Let's assume I have a main script, main.py, that imports another python file with import coolfunctions and another: import chores
Now, suppose coolfunctions also uses stuff from chores, hence I declare import chores inside coolfunctions.
Since both main.py, and coolfunctions import chores ~ is this redundant? Is there any other way of doing this? Am I doing it correctly?
I'm confused about how python projects should be structured in general. I have a "conf.py" file, that I import for a bunch of variables ~ is this a module or not? I load this conf file in multiple places as well.
If two modules want to use chores, then each one must import chores (or some equivalent import). Each import creates a name binding only in the namespace of the module that does the import; that is, import's namespace effect is local to a module's namespace.
This is good, because by looking at a module's code you can (barring pathological cases) know where each name is bound to by the import statements that explicitly bind modules or module attributes to names. Imports made in other modules won't affect this module's namespace.
Each module X should import all (and only) the modules Y, Z, T, ... whose functionality it requires, without any worry about what other modules Fee, Fie, Foo ... (if any) may have already done part or all of those imports, or may be going to do so in the future.
It would make a module extremely fragile (indeed, it would be the very opposite of modularity!) if each module had to worry about such subtle, "covert-channel" effects.
What other modules Y, Z, T, ..., each module X chooses to import (if any) is part of X's implementation details, and shouldn't concern anybody except the developers who are coding, testing, or maintaining X.
In order to ensure that this is the case, and that this clearly-best strategy of decoupling can and will fully be followed by sane code, Python "caches" modules as they get imported: a module is "loaded" only once per run of a program, the first time anybody imports it (or anything from inside it) -- all other imports use the same object obtained by that first loading, which Python keeps in a cache (which is specified as being the dict sys.modules, but you need to know that detail only for somewhat-advanced programming techniques... don't worry about it, 98.7% of the time -- just remember that "import is cheap"!-).
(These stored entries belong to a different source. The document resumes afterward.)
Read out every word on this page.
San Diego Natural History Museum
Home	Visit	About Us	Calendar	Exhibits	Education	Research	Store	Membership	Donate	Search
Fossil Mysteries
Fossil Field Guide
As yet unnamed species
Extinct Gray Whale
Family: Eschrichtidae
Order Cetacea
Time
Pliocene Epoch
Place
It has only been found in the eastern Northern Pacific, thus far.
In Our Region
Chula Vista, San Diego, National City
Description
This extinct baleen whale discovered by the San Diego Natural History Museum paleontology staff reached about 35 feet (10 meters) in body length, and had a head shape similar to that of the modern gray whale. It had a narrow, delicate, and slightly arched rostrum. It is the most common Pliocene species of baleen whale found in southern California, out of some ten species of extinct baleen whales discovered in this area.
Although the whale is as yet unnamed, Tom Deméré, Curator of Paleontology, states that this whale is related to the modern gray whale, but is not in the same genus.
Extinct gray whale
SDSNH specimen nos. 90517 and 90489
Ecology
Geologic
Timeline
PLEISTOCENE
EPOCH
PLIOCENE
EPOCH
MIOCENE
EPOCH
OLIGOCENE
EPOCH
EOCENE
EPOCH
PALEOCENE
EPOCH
Sure, a conf.py that you use from several other modules via import conf is definitely a module (you may think you're loading it multiple times, but you aren't unless you're using pretty advanced and deliberate techniques indeed for the purpose) -- why shouldn't it be?
No, this isn't redundant - it's fine to import chores in both the main module and coolfunctions.
The exact import mechanics of Python are complex (for example, module imports are only done once, meaning in your case that the actual parsing and loading of the chores module will only happen once, which is a nice optimization) but in general you shouldn't worry about it because it just works.
Each Python file is a module, so your conf.py is also a module.
It is always the best practice to import all necessary modules in the file that uses them. Take for example:
A.py contains: import coolfunctions
B.py contains: import A
Main.py contains: import B and uses functions that are defined in A.py (this is possible because by importing B, Main.py has imported everything that B imports)
If in the future, you change B.py to function without needing to import A.py and therefore remove the import A, then your Main.py will suffer the loss of not having imported A.